Função Pública Sindicatos estimam maior adesão à greve na Saúde do que na Educação (act)

Sindicatos estimam maior adesão à greve na Saúde do que na Educação (act)

A Federação da CGTP aponta para uma adesão global de 70% a 80%, considerando o universo de 293 mil trabalhadores que representa. O ministério das Finanças ainda não fez comentários.
Sindicatos estimam maior adesão à greve na Saúde do que na Educação (act)
Miguel Baltazar/Negócios
Catarina Almeida Pereira 29 de janeiro de 2016 às 12:28

A Federação Nacional dos Trabalhadores em Funções Públicas, da CGTP, estima que a adesão à greve ronde os 70% a 80% de um universo de 293 mil trabalhadores que a federação representa, pertencentes sobretudo a carreiras gerais da administração pública. Contactado, o ministério das Finanças e da Administração Pública ainda não fez qualquer apreciação sobre a adesão à greve.

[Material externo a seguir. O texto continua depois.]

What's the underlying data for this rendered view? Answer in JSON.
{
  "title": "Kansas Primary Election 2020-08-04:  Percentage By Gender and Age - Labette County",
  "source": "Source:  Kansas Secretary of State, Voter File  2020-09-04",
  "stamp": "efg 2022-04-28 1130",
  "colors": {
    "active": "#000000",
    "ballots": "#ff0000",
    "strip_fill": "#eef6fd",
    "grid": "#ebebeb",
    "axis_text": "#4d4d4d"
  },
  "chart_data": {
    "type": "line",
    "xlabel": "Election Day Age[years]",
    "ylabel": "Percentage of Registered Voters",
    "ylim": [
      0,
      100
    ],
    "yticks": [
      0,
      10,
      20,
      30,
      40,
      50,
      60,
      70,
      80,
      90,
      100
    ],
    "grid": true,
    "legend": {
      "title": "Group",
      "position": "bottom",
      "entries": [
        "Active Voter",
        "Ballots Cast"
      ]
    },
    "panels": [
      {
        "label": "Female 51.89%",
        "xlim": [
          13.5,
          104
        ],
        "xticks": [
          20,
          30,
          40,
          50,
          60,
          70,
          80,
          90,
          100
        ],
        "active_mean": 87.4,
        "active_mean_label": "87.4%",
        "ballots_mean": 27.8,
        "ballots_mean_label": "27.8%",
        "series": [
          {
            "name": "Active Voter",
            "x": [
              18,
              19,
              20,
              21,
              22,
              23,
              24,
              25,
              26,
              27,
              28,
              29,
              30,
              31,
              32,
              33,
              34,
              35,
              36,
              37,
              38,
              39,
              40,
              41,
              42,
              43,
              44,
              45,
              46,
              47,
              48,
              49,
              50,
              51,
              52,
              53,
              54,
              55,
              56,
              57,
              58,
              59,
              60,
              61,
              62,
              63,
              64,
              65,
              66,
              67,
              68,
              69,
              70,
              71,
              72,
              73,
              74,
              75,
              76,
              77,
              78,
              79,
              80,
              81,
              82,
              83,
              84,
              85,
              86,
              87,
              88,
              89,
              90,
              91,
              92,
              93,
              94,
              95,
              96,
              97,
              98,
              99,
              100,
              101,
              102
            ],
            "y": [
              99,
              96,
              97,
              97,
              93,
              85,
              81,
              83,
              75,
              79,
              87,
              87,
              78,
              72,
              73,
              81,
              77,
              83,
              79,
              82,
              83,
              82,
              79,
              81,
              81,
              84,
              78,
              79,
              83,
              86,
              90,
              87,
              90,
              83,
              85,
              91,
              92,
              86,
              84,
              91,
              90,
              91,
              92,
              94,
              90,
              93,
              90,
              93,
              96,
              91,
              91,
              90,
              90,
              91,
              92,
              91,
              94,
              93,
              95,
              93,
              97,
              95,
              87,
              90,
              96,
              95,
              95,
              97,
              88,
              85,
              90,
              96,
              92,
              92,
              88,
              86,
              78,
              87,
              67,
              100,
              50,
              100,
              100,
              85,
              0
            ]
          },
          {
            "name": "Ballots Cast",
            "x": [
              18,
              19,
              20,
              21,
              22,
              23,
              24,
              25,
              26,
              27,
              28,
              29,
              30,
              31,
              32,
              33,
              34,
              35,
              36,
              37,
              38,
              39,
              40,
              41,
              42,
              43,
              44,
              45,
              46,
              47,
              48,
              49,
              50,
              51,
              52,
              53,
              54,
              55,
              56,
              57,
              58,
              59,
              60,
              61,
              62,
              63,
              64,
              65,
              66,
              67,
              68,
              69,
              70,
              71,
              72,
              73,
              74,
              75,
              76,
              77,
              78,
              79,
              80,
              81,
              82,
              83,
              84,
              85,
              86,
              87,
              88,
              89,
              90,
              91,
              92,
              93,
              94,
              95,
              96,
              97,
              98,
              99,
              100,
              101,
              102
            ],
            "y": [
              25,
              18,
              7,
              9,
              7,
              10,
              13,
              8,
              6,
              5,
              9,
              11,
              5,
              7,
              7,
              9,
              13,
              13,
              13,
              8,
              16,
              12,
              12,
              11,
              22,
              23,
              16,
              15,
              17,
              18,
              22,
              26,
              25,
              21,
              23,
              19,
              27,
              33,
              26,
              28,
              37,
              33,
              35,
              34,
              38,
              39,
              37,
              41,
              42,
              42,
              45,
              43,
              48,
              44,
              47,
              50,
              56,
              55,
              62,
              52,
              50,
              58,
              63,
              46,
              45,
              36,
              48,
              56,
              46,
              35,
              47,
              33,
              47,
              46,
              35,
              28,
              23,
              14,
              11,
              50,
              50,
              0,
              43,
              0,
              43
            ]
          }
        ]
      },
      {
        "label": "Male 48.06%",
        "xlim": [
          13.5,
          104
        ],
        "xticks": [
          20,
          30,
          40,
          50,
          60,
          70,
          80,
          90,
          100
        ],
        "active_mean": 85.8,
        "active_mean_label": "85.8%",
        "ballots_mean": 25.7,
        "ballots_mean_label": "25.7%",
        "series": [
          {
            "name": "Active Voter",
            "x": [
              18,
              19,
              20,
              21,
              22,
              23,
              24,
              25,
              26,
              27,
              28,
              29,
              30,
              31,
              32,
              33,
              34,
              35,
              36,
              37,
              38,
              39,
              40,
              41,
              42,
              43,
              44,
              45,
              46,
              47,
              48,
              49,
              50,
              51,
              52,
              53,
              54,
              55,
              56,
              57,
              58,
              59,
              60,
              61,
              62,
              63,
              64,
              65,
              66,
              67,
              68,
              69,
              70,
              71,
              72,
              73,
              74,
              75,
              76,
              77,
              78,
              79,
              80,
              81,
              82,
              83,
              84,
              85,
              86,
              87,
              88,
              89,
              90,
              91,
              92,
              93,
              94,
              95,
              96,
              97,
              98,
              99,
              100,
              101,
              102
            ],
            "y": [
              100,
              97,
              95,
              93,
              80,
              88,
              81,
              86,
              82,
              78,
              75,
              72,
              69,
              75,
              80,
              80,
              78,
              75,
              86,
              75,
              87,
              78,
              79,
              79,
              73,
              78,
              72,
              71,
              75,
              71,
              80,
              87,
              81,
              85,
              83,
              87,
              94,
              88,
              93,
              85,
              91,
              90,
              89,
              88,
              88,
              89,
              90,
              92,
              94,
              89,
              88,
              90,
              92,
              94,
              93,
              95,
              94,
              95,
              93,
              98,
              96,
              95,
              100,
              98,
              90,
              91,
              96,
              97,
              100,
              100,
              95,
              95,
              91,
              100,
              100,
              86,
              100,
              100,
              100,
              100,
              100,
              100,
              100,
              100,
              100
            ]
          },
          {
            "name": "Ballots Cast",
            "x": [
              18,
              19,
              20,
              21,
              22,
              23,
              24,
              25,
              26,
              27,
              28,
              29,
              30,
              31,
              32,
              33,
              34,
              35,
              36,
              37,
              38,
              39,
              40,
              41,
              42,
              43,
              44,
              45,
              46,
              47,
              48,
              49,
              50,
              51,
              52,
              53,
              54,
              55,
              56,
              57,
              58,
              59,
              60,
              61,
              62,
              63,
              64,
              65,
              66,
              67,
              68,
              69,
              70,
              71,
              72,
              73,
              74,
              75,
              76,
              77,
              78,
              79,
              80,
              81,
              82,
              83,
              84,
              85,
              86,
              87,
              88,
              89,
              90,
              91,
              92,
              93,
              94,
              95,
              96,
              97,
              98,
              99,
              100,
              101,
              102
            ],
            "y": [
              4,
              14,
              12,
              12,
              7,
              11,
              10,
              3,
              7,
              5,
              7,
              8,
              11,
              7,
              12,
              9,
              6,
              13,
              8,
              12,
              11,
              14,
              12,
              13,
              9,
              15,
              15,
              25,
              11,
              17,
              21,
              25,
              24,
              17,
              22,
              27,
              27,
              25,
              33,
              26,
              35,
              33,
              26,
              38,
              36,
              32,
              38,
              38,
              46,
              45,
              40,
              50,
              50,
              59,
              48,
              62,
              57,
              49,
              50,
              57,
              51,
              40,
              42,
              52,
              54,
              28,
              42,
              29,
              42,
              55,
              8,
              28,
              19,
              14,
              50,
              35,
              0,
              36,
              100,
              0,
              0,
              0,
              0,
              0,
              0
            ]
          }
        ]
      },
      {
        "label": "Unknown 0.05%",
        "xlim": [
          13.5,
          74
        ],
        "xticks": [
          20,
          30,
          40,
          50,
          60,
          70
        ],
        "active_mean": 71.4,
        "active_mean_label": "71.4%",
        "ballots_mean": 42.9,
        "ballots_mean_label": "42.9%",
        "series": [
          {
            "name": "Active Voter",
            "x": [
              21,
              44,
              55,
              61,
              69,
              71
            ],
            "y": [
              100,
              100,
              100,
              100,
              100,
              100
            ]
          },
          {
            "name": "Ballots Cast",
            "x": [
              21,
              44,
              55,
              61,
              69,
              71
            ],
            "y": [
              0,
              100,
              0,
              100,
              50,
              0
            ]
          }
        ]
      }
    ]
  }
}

"A média da adesão à greve é de entre 70% e 80%", disse ao Negócios Ana Avoila (na foto), explicando depois que está a considerar como universo os 293 mil funcionários, sobretudo de carreiras gerais, que são representados pela Federação da CGTP que convocou a greve.

Adesão na Saúde é mais elevada

"Na Saúde a adesão é mais elevada", prosseguiu. Nas urgências, excepto no Algarve, está a 100%. As consultas estão à volta de 90% nos hospitais. O Centro de Saúde de Sete Rios, o maior de Lisboa, tem 90% de adesão".

Em reacção à greve, o ministro da Saúde afirmou esta sexta-feira que a greve afecta o sector e  "prejudica sempre, porque há menos atividade programada", mas classificou o protesto de "uma circunstância normal".

"É um direito legítimo dos trabalhadores, um Estado de direito a funcionar, o governo a governar e os sindicatos a exercerem as suas responsabilidades cívicas e sociais. Não há sobre isso nenhuma dificuldade", disse Adalberto Campos Fernandes, à margem das Jornadas de Atualização em Doenças Infeciosas do Hospital Curry Cabral, em Lisboa, citado pela agência 

Segundo o sindicato dos enfermeiros, a greve destes profissionais pela reposição das 35 horas de trabalho semanais para todos os profissionais situa-se nos 77%. O ministro da Saúde disse não ter ainda números oficiais de adesão à greve, os quais deverá conhecer "ao fim da tarde".

A greve desta sexta-feira foi convocada pela Federação Nacional de Sindicatos afecta à CGTP e também pelo Sindicato dos Enfermeiros. O projecto apresentado pelo PS para a redução das 35 horas não abrange todos os enfermeiros, podendo criar novas diferenças entre os profissionais que trabalham lado a lado, uma vez que exclui as pessoas com contrato individual de trabalho. No entanto, o PS já admitiu que este ponto pode ser alterado durante a especialidade.

Na Educação, diz Ana Avoila, a adesão é mais baixa, estimada em 70% a 80%, com "centenas" de escolas fechadas, garante. Neste caso estão em causa sobretudo os auxiliares e o pessoal administrativo, já que os professores ficaram de fora deste protesto por não terem sido afectados pelo aumento do horário de trabalho para 40 horas.